In 1540 the strength of the Catholics had been re-enforced by the order of Jesuits, which was founded by Ignatius Loyola. This order made the suppression of Protestant doctrines its chief task.
Meyerbeer has, by his great opera, made so famous the strange tragedy enacted at Münster in 1534 that it must have brief mention, although it was only a bit of driftwood in the great current of events. A religious sect called the Anabaptists was led by a Dutch tailor, John of Leyden, who claimed to be inspired. The chief things he was inspired to do were to crown himself king, to introduce polygamy, and to cut off the heads of all who resisted his decrees! For more than a year the city was held by this madman and his associates; and then the tragedy was concluded by the torturing to death of the tailor-king and his chief abettors; their bodies being left suspended in iron cages over the Cathedral door at Münster. This grewsome story is the one used by Meyerbeer in his opera of "Le Prophète."
In 1552 Charles saw his ambitious plans for the government of the world failing at every point. By the treaty of Passau, religious freedom had been conceded to the Protestants; and while his army was needed to fight the Turks in Hungary, Henry II. of France (who had succeeded Francis I., 1547), in league with the Protestant states, was invading Lorraine.
Sick at heart and failing in health, the weary Emperor (1556) resolved to lay down the heavy crown he had worn for thirty-six years.
To his son Philip II. he gave the Netherlands, Naples, Spain, and the American Colonies, while the Imperial title, and the German-Austrian lands passed to his brother Ferdinand I.
The singular cause of his death, two years later, makes us wonder whether his unfortunate mother Joanna could have transmitted to her son the insanity which darkened her own life.
At the monastery at St. Juste to which the Imperial monk had retired after his abdication, he yielded to a morbid whim to rehearse his own funeral. The grave-clothes were damp. He was seized with a chill, and after a brief illness died (1558).
Charles had been thwarted in his two great aims of establishing the supremacy of his Church, and the permanent union of Germany and Spain. But perhaps his bitterest disappointment was in not being permitted to leave the Imperial crown to his son Philip.
His brother Ferdinand, although firmly Catholic, was a just and moderate prince, who had always favored conciliatory measures to the Protestants while the course of Philip II., in the Netherlands, soon showed how heavily his hand would have rested upon Germany. He appointed the Duke of Alva Spanish governor in that unfortunate territory. Never had cruel king more cruel agent in carrying out his policy.
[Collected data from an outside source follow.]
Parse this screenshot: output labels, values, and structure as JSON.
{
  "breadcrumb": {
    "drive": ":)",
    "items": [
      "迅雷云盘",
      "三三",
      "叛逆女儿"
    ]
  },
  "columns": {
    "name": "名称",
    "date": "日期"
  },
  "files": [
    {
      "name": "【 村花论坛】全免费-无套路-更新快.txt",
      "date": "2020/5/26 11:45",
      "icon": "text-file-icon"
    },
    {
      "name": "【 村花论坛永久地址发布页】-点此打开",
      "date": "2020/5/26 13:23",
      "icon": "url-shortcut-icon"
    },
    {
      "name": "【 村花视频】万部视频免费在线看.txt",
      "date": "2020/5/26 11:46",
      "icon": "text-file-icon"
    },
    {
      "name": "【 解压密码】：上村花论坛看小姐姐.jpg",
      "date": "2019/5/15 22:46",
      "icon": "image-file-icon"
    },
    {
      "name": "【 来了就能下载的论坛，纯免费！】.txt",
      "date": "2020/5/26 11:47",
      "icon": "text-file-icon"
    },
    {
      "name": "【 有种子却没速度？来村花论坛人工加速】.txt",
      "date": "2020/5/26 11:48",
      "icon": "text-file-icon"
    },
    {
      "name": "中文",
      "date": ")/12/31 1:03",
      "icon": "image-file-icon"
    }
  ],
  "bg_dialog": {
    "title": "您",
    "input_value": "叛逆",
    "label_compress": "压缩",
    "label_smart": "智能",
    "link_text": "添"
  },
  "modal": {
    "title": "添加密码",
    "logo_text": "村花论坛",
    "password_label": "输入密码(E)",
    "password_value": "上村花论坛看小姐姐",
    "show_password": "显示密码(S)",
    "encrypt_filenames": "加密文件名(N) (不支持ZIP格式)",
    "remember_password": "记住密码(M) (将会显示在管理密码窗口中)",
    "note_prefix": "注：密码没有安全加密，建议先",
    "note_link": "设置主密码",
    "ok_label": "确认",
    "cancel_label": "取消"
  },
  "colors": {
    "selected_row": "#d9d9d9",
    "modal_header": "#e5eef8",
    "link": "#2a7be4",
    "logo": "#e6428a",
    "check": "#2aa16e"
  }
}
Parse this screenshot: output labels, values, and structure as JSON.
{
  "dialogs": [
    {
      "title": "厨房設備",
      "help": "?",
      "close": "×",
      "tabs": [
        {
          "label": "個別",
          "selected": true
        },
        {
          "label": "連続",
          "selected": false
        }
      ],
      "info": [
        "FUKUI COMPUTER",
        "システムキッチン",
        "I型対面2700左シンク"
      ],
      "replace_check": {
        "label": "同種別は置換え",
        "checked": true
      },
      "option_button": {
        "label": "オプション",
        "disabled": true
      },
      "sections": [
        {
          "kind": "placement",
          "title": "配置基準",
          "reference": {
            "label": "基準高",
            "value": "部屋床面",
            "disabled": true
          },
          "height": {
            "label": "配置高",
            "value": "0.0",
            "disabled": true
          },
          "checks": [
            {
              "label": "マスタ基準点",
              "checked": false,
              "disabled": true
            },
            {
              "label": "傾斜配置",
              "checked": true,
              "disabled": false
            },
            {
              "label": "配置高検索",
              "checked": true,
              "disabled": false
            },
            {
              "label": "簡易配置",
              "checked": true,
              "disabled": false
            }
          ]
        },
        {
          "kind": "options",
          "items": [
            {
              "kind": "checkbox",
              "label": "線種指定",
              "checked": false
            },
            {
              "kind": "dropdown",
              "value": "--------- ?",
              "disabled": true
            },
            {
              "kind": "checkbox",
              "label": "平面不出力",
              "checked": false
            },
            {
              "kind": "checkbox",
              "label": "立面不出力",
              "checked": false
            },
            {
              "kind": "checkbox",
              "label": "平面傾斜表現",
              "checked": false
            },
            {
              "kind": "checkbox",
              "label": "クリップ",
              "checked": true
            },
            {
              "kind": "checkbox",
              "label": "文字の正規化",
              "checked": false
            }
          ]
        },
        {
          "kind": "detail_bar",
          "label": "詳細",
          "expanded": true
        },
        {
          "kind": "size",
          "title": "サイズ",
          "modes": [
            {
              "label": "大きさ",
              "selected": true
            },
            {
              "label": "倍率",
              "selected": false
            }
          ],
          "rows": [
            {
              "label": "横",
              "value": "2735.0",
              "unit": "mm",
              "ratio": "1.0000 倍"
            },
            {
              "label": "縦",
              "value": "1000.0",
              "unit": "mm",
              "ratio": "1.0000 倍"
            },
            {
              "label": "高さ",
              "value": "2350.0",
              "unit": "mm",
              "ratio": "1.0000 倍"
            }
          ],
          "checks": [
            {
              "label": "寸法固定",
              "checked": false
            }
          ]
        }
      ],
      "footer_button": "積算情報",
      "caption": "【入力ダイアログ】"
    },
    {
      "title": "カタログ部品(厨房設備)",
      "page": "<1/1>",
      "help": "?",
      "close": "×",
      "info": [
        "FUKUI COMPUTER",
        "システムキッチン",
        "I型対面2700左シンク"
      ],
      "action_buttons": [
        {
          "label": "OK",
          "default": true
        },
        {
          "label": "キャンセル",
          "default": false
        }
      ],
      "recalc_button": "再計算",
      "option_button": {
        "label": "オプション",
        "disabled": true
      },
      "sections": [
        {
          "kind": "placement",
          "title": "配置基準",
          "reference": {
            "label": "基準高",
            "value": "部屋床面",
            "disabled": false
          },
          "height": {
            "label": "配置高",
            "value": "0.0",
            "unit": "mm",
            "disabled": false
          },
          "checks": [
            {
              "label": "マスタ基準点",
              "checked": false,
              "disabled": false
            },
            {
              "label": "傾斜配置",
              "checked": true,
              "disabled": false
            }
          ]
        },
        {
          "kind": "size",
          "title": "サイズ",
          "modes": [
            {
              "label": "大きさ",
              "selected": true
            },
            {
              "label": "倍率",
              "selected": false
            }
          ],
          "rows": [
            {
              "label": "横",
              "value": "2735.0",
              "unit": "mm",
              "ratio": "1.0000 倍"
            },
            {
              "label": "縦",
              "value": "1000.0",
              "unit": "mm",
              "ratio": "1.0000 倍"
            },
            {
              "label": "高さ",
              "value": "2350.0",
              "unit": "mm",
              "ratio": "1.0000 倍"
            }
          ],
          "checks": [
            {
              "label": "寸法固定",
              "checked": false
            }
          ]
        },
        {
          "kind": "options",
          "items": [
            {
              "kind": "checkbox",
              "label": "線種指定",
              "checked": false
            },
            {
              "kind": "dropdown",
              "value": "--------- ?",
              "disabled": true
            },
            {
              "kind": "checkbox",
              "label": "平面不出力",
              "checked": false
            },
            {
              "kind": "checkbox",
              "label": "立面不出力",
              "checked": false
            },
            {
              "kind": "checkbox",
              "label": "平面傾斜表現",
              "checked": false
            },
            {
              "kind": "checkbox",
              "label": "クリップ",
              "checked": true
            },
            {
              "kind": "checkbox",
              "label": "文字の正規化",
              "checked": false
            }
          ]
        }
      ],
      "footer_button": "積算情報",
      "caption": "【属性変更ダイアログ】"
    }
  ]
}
Torture, fire, and sword were the instruments intended to subjugate, but which in the end brought about the independence of Holland.
The prelates of the Church in 1543 had come together in what was called the "Council of Trent," with the avowed object of reforming abuses which had crept into the Church. The real purpose, however, was to examine the foundations of that venerable structure, to discover where it had been injured in the assaults made upon it since 1517, and to strengthen it where it seemed to need new supports.